(b) Due Qualification. It is duly qualified to do business as a corporation or limited partnership, as applicable, in good standing in its jurisdiction of organization and has obtained all necessary licenses, approvals and qualifications, if any, in all jurisdictions in which the ownership or lease of its property or the conduct of its business requires such qualifications, licenses or approvals, except where failure to be in good standing or to hold any such qualifications, licenses and approvals could not, individually or in the aggregate, reasonably be expected to have a Material Adverse Effect.
(c) Power and Authority; Due Authorization. It (i) has all necessary power and authority to (A) execute and deliver this Agreement and the other Transaction Documents to which it is a party in any capacity, (B) carry out the terms of and perform its obligations under the Transaction Documents applicable to it, (C) with respect to the Canadian Originator, sell, assign, transfer and convey the Canadian Trade Receivables and the Related Assets on the terms and conditions herein provided, and (D) with respect to the Buyer, purchase and own the Canadian Trade Receivables and the Related Assets on the terms and conditions herein provided and (ii) has duly authorized by all necessary corporate or limited partnership action, the execution, delivery and performance of this Agreement and the other Transaction Documents to which it is a party in any capacity.

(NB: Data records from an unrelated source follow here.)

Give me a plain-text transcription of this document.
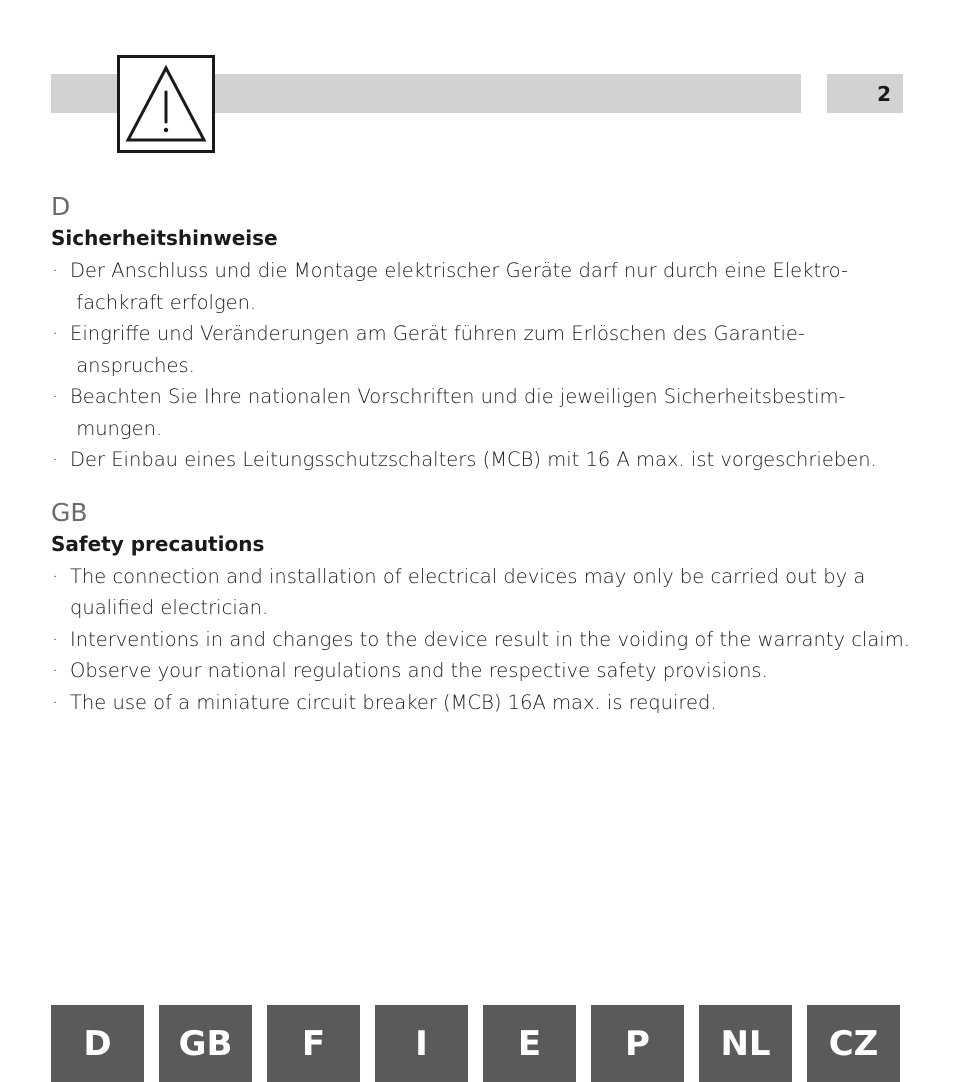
2
D
Sicherheitshinweise
· Der Anschluss und die Montage elektrischer Geräte darf nur durch eine Elektro- fachkraft erfolgen.
· Eingriffe und Veränderungen am Gerät führen zum Erlöschen des Garantie- anspruches.
· Beachten Sie Ihre nationalen Vorschriften und die jeweiligen Sicherheitsbestim- mungen.
· Der Einbau eines Leitungsschutzschalters (MCB) mit 16 A max. ist vorgeschrieben.
GB
Safety precautions
· The connection and installation of electrical devices may only be carried out by a qualified electrician.
· Interventions in and changes to the device result in the voiding of the warranty claim.
· Observe your national regulations and the respective safety provisions.
· The use of a miniature circuit breaker (MCB) 16A max. is required.
D	GB	F	I	E	P	NL	CZ
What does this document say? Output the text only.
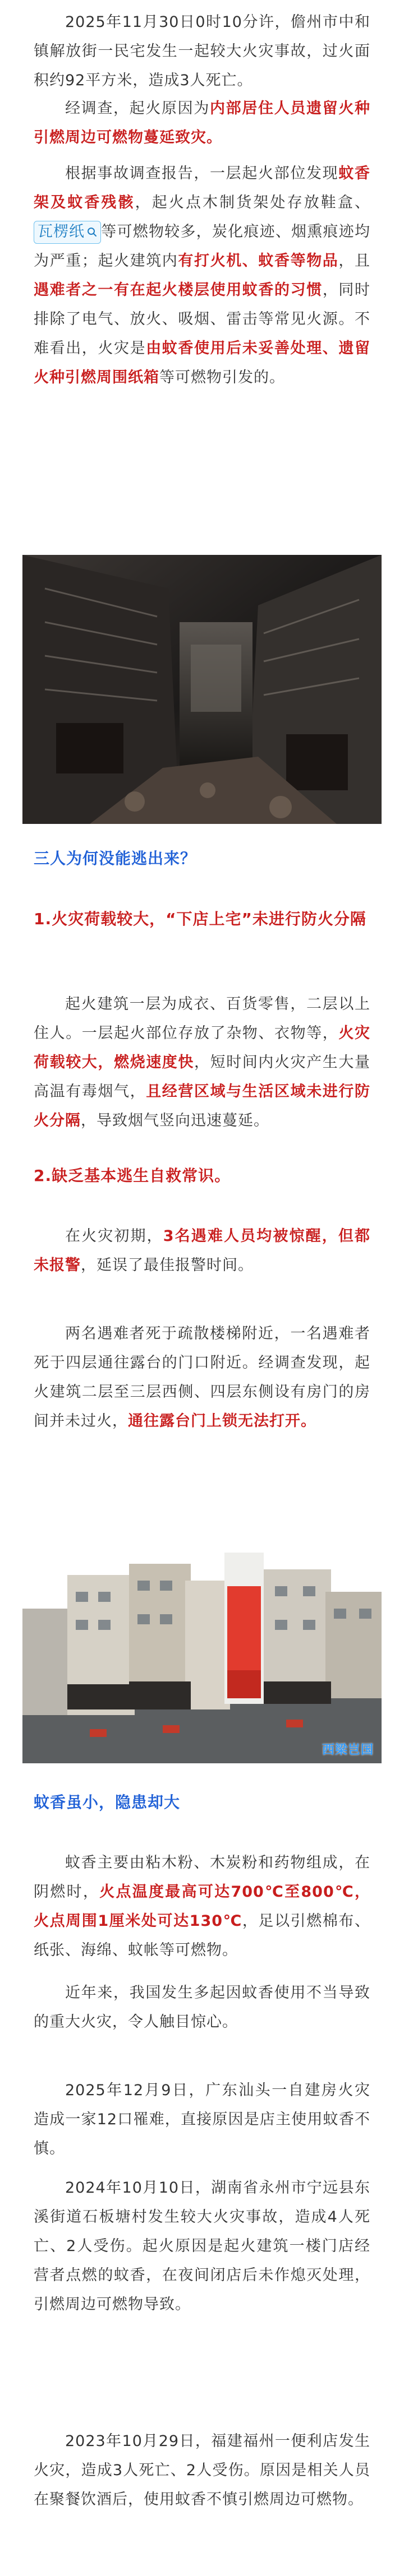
2025年11月30日0时10分许，儋州市中和镇解放街一民宅发生一起较大火灾事故，过火面积约92平方米，造成3人死亡。

经调查，起火原因为内部居住人员遗留火种引燃周边可燃物蔓延致灾。

根据事故调查报告，一层起火部位发现蚊香架及蚊香残骸，起火点木制货架处存放鞋盒、瓦楞纸 等可燃物较多，炭化痕迹、烟熏痕迹均为严重；起火建筑内有打火机、蚊香等物品，且遇难者之一有在起火楼层使用蚊香的习惯，同时排除了电气、放火、吸烟、雷击等常见火源。不难看出，火灾是由蚊香使用后未妥善处理、遗留火种引燃周围纸箱等可燃物引发的。

三人为何没能逃出来？
1.火灾荷载较大，“下店上宅”未进行防火分隔

起火建筑一层为成衣、百货零售，二层以上住人。一层起火部位存放了杂物、衣物等，火灾荷载较大，燃烧速度快，短时间内火灾产生大量高温有毒烟气，且经营区域与生活区域未进行防火分隔，导致烟气竖向迅速蔓延。

2.缺乏基本逃生自救常识。

在火灾初期，3名遇难人员均被惊醒，但都未报警，延误了最佳报警时间。

两名遇难者死于疏散楼梯附近，一名遇难者死于四层通往露台的门口附近。经调查发现，起火建筑二层至三层西侧、四层东侧设有房门的房间并未过火，通往露台门上锁无法打开。

西梁岂国
蚊香虽小，隐患却大

蚊香主要由粘木粉、木炭粉和药物组成，在阴燃时，火点温度最高可达700℃至800℃，火点周围1厘米处可达130℃，足以引燃棉布、纸张、海绵、蚊帐等可燃物。

近年来，我国发生多起因蚊香使用不当导致的重大火灾，令人触目惊心。

2025年12月9日，广东汕头一自建房火灾造成一家12口罹难，直接原因是店主使用蚊香不慎。

2024年10月10日，湖南省永州市宁远县东溪街道石板塘村发生较大火灾事故，造成4人死亡、2人受伤。起火原因是起火建筑一楼门店经营者点燃的蚊香，在夜间闭店后未作熄灭处理，引燃周边可燃物导致。

2023年10月29日，福建福州一便利店发生火灾，造成3人死亡、2人受伤。原因是相关人员在聚餐饮酒后，使用蚊香不慎引燃周边可燃物。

(d) Binding Obligations. This Agreement constitutes, and each other Transaction Document to be signed by it when duly executed and delivered by it will constitute, a legal, valid and binding obligation of it, enforceable against it in accordance with its terms, except as enforceability may be limited by bankruptcy, insolvency, reorganization or other similar Applicable Laws affecting the enforcement of creditors’ rights generally and by general principles of equity, regardless of whether such enforceability is considered in a proceeding in equity or at law.

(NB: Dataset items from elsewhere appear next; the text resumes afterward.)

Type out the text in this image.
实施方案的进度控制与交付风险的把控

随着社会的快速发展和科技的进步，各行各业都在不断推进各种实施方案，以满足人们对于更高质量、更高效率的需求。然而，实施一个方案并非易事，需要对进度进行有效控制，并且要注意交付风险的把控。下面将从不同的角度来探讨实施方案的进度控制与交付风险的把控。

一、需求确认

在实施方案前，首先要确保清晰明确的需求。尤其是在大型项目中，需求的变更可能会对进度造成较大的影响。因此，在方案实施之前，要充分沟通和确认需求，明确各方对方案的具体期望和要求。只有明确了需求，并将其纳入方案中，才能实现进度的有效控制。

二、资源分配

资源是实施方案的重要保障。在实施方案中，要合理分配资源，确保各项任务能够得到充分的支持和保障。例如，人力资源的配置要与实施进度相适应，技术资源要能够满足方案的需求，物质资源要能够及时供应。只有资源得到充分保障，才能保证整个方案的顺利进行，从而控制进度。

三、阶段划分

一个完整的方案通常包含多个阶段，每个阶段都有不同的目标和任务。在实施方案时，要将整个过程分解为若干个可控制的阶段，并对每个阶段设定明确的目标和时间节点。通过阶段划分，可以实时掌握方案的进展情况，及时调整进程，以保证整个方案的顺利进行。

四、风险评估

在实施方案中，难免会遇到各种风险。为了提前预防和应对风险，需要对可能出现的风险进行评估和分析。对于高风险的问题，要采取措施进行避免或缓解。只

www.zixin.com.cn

(e) No Violation. The execution, delivery and performance by it of this Agreement and the other Transaction Documents to which it is a party will not (i) conflict with or result in any breach or (without notice or lapse of time or both) a default under, (A) its articles or certificate of incorporation, by-laws, certificate of formation or limited partnership agreement, as applicable, or (B) any indenture, loan agreement, asset purchase agreement, mortgage, deed of trust, or other agreement or instrument to which it is a party or by which it or any of its properties is bound, (ii) result in the creation or imposition of any Adverse Claim upon any of its properties pursuant to the terms of any such indenture, loan agreement, asset purchase agreement, mortgage, deed of trust, or other agreement or instrument to which it is a party or by which it or any of its properties is bound, or (iii) violate any Applicable Law applicable to it or any of its properties where such violation of Applicable Law could reasonably be expected to have, individually or in the aggregate, a Material Adverse Effect.

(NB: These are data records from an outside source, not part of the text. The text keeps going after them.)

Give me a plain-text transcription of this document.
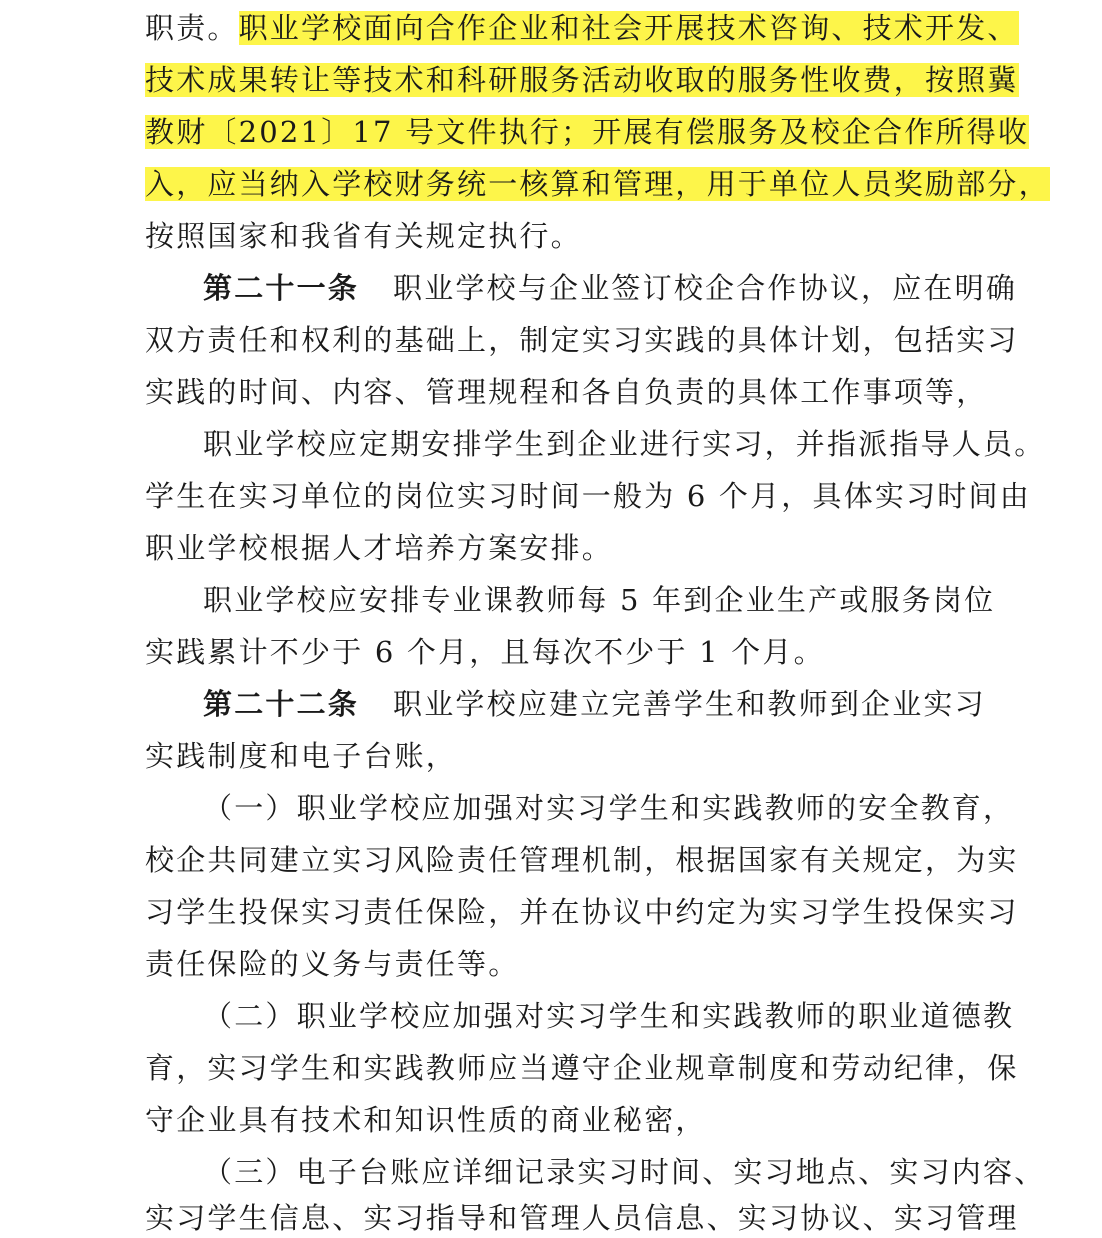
职责。职业学校面向合作企业和社会开展技术咨询、技术开发、
技术成果转让等技术和科研服务活动收取的服务性收费，按照冀
教财〔2021〕17 号文件执行；开展有偿服务及校企合作所得收
入，应当纳入学校财务统一核算和管理，用于单位人员奖励部分，
按照国家和我省有关规定执行。
第二十一条 职业学校与企业签订校企合作协议，应在明确
双方责任和权利的基础上，制定实习实践的具体计划，包括实习
实践的时间、内容、管理规程和各自负责的具体工作事项等，
职业学校应定期安排学生到企业进行实习，并指派指导人员。
学生在实习单位的岗位实习时间一般为 6 个月，具体实习时间由
职业学校根据人才培养方案安排。
职业学校应安排专业课教师每 5 年到企业生产或服务岗位
实践累计不少于 6 个月，且每次不少于 1 个月。
第二十二条 职业学校应建立完善学生和教师到企业实习
实践制度和电子台账，
（一）职业学校应加强对实习学生和实践教师的安全教育，
校企共同建立实习风险责任管理机制，根据国家有关规定，为实
习学生投保实习责任保险，并在协议中约定为实习学生投保实习
责任保险的义务与责任等。
（二）职业学校应加强对实习学生和实践教师的职业道德教
育，实习学生和实践教师应当遵守企业规章制度和劳动纪律，保
守企业具有技术和知识性质的商业秘密，
（三）电子台账应详细记录实习时间、实习地点、实习内容、
实习学生信息、实习指导和管理人员信息、实习协议、实习管理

(f) No Proceedings. There are no actions, suits, proceedings or investigations pending, or to its knowledge threatened, before any Governmental Authority (i) asserting the invalidity of this Agreement or any other Transaction Document to which it is a party, (ii) seeking to prevent the sale, assignment, transfer and conveyance of any Canadian Trade Receivables and Related Assets or the consummation of the purposes of this Agreement or of any of the other Transaction Documents to which it is a party or (iii) seeking any determination or ruling that has had or could, individually or in the aggregate, reasonably be expected to have a Material Adverse Effect.